Researchers at the Boston University School of Medicine (BUSM) in collaboration with the Mayo Clinic have identified a protein linking the aging of blood vessels to the development of pulmonary fibrosis.
Idiopathic pulmonary fibrosis (IPF) is an aging-associated disease caused by the progressive inflammation and scarring of lung tissue, eventually leading to respiratory failure and death. Despite thousands of people in the U.S. suffering from the illness, with nearly 45% of COVID survivors developing the disease, therapies to treat IPF are limited making further research on its underlying mechanisms a priority.
A new study published in Nature Communications has now identified a protein known as ERG that is normally involved in the regeneration of endothelial cells to be dysregulated in patients with IPF leading to permanent scarring of lung tissue due to abnormal cytoskeletal processes.
“Our findings demonstrated the impact of the aged lung vasculature on the pathogenesis of IPF,” said professor of medicine at BUSM and co-author of the study Giovanni Ligresti in a press statement.
By creating an experimental model in which the ERG protein was removed from blood vessels in lungs, the researchers were able to demonstrate that upon injury the models were no longer able to repair lung tissue, making ERG a possible marker for the disease. Even in absence of injury, models without ERG exhibited features of advanced aging, including increased inflammation and an enhanced predisposition to develop chronic conditions.

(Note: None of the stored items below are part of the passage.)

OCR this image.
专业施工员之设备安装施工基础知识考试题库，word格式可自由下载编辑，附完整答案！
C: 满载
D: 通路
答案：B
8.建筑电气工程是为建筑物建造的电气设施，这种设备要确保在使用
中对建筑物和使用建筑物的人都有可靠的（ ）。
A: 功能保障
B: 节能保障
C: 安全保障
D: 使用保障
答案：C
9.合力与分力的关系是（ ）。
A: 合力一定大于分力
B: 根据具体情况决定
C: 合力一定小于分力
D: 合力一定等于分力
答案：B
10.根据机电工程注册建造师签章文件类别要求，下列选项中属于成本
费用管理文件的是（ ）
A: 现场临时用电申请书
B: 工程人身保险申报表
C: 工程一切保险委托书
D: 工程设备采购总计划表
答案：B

“These findings may… have important implications in elderly patients with COVID-19, in which vascular abnormalities and elevated vascular inflammation are often responsible for disease exacerbation and death,” Ligresti added.

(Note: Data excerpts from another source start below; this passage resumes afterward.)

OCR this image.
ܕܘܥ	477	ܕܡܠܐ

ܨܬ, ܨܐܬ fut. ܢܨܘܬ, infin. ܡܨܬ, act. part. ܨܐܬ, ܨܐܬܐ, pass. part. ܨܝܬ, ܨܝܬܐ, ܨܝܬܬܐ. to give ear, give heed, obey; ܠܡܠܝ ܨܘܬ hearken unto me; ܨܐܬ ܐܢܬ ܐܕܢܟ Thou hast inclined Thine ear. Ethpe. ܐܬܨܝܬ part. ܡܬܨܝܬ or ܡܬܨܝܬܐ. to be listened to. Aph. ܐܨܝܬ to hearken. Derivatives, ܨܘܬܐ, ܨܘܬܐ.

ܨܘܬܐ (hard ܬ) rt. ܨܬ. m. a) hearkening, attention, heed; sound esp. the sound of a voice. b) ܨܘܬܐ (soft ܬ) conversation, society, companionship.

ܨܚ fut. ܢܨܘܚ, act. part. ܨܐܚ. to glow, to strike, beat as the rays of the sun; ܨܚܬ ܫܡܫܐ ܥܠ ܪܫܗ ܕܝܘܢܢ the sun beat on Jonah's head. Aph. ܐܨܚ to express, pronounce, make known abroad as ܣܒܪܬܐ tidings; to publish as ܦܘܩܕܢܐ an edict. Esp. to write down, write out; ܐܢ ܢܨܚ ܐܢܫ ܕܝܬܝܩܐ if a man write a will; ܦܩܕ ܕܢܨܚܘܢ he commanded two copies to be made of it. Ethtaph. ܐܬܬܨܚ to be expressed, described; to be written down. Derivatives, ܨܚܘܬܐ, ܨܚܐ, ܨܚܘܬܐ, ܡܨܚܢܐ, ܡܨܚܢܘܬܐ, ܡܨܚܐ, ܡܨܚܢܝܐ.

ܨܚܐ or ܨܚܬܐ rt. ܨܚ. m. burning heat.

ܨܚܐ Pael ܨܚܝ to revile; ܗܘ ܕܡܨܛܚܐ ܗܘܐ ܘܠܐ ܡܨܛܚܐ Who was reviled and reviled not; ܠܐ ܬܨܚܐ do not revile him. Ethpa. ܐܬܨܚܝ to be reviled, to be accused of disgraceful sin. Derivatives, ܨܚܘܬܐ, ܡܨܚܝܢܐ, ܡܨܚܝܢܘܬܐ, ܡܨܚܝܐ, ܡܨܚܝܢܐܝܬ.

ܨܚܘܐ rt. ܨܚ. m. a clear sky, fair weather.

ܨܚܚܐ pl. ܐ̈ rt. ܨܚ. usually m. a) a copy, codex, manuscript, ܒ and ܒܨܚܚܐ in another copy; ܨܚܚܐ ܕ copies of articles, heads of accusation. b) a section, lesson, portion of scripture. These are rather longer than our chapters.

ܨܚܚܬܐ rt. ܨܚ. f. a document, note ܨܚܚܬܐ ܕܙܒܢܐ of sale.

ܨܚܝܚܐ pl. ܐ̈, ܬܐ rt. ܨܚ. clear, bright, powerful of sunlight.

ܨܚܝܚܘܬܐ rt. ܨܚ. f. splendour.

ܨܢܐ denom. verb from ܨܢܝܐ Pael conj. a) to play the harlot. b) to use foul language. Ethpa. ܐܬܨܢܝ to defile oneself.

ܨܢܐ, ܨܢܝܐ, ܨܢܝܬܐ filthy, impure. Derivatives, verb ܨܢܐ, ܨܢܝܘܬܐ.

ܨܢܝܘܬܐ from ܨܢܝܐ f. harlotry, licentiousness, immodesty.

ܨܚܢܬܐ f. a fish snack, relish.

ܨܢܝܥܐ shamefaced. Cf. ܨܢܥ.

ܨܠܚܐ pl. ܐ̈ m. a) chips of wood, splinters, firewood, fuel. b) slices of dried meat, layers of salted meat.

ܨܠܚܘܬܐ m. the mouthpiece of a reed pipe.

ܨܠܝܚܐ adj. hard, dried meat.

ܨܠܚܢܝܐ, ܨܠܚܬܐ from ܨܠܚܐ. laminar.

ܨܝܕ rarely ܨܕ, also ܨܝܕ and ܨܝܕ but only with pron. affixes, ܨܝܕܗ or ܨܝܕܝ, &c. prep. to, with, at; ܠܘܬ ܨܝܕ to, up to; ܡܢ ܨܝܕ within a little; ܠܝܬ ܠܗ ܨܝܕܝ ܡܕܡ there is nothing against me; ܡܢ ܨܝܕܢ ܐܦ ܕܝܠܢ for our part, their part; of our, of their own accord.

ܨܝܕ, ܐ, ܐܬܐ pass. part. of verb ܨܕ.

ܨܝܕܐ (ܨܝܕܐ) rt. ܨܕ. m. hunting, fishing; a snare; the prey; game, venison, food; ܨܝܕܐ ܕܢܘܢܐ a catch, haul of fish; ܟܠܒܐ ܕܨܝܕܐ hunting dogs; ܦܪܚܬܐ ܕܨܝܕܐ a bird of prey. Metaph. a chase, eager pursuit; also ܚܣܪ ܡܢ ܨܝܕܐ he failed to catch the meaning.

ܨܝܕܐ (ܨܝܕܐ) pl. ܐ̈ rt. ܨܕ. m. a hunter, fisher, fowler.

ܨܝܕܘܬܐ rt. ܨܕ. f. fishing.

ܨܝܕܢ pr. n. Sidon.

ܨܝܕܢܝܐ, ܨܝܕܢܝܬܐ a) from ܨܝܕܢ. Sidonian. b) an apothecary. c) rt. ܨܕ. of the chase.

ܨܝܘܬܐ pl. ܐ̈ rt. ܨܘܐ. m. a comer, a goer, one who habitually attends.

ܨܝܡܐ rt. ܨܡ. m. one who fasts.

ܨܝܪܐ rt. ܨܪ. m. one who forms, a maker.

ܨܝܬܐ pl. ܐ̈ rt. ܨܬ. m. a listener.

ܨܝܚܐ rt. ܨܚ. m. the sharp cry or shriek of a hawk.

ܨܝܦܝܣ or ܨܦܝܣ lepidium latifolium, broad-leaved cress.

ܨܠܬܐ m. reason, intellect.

Previous attempts at IPF treatments have included the use of nanoparticles targeting innate immune cells in a bid to stop the acute inflammatory response leading to tissue scarring with promising results.
“The ideal treatment would be an epigenetic intervention, by using a drug that would allow ERG to work better in the elderly, possibly by unmasking the DNA sites that are otherwise unavailable to ERG with aging,” Nunzia Caporarello, assistant professor at the Mayo Clinic and co-author of the study told Inside Precision Medicine.
The results of the study add to previous research, published in JCI Insight, where another protein known as SREBP2 was shown to be overexpressed in epithelial cells, causing increased scarring of lung tissue by remodeling the cytoskeleton and also posing as a potential marker for IPF.
According to the researchers at BUSM targeting ERG in epithelial cells could also improve a variety of other health conditions in elderly people caused by degenerating blood vessels. “This work is also relevant to other fibrotic disorders, including lung fibrosis associated with scleroderma,” said Maria Trojanowska, BUSM professor of medicine and co-author of the study, in a press statement.